La fatigue (20%), les nausées (16,5%) et le prurit (17%) ont été fréquemment observés sous l’inhibiteur de point de contrôle immunitaire. Les effets secondaires de grade 3 et 4 ont été moins fréquents sous nivolumab, survenant dans 11,7 vs 17,6% des cas (dacarbazine). En outre, moins de patients ont abandonné le traitement dans le groupe nivolumab que dans le groupe chimiothérapie.
Combinaison – deux plus forts qu’un ?
Si CheckMate 066 concernait les patients porteurs d’une mutation BRAF de type sauvage, qui représentent environ 60% de tous les patients atteints de mélanome, une autre étude publiée en janvier 2015 s’est concentrée sur les quelque 40% restants porteurs d’une mutation BRAF V600. Ces patients bénéficient de deux substances, le vémurafénib (Zelboraf®) et le dabrafénib (Tafinlar®), également autorisées en Suisse. Tous deux ont prouvé leur efficacité à plusieurs reprises.

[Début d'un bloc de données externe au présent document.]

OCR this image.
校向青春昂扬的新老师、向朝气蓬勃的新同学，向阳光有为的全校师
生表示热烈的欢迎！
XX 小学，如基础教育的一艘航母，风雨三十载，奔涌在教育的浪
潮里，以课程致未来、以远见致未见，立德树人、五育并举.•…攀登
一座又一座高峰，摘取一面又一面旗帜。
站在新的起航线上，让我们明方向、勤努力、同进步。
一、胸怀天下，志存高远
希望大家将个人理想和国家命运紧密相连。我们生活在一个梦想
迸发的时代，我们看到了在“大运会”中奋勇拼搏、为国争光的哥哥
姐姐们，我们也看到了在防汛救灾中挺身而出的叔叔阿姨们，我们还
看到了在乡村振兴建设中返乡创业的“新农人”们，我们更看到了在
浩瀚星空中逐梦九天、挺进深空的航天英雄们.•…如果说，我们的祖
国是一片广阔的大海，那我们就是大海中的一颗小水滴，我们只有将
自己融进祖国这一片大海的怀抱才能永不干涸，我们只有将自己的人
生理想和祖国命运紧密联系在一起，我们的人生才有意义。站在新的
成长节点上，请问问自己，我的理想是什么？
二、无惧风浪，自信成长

L’étude de phase III s’est alors focalisée sur la combinaison du dabrafenib et du tramétinib, un inhibiteur de la MEK déjà autorisé dans plusieurs pays, mais pas en Suisse [2]. L’étude a porté sur 704 patients atteints de mélanome métastatique de stade IIIC/IV avancé non traités auparavant et porteurs de la mutation V600 de BRAF (90% avec V600E et 10% avec V600K). Ils ont reçu soit la combinaison (dabrafenib 2× 150 mg/j, trametinib 1× 2 mg/j), soit la monothérapie par vemurafenib à la dose standard (2× 960 mg/j). Le critère d’évaluation principal était la survie globale.
L’analyse intérimaire prévue de l’OS a montré que 72 vs. 65% (combinaison vs. vemurafenib) des patients étaient vivants à un an. Cela correspond à une réduction significative de 31% du risque lié à la combinaison (HR 0,69, IC à 95% 0,53-0,89 ; p=0,005). La médiane de la PFS était de 11,4 mois contre 7,3 mois, soit là aussi une réduction significative de 44% de la probabilité de progression/décès (HR 0,56, IC 95% 0,46-0,69, p<0,001). Le taux de réponse objective était de 64 vs. 51%, la différence était significative.
Le nombre d’effets secondaires graves et d’arrêts de traitement était comparable dans les deux groupes d’étude. Les tumeurs cutanées secondaires sont un effet secondaire des inhibiteurs de BRAF qui ne met pas la vie en danger, mais qui est inquiétant. L’association a obtenu de meilleurs résultats que la monothérapie en ce qui concerne cet effet secondaire : des carcinomes épidermoïdes cutanés et des kératoacanthomes ne sont apparus que chez 1% des patients sous l’association thérapeutique, contre 18% des patients dans le groupe vémurafénib.
Le principal problème des inhibiteurs de kinase, seuls ou combinés, reste toutefois le développement de résistances. Elle semble être le prix à payer pour obtenir une réponse et une rémission rapides. Il n’est donc pas surprenant que les efforts de recherche dans ce domaine soient importants. Aucune solution à plus long terme n’est en vue pour le moment. Malgré ce bémol, l’allongement de la durée de vie en combinaison est remarquable et représente un progrès décisif dans le traitement du mélanome à mutations BRAF – d’autant plus que ce bénéfice n’a pas été obtenu au prix d’une toxicité accrue.
Littérature :
- Robert C, et al : Nivolumab in Previously Untreated Melanoma without BRAF Mutation. N Engl J Med 2015 ; 372 : 320-330.
- Robert C, et al : Improved Overall Survival in Melanoma with Combined Dabrafenib and Trametinib. N Engl J Med 2015 ; 372 : 30-39.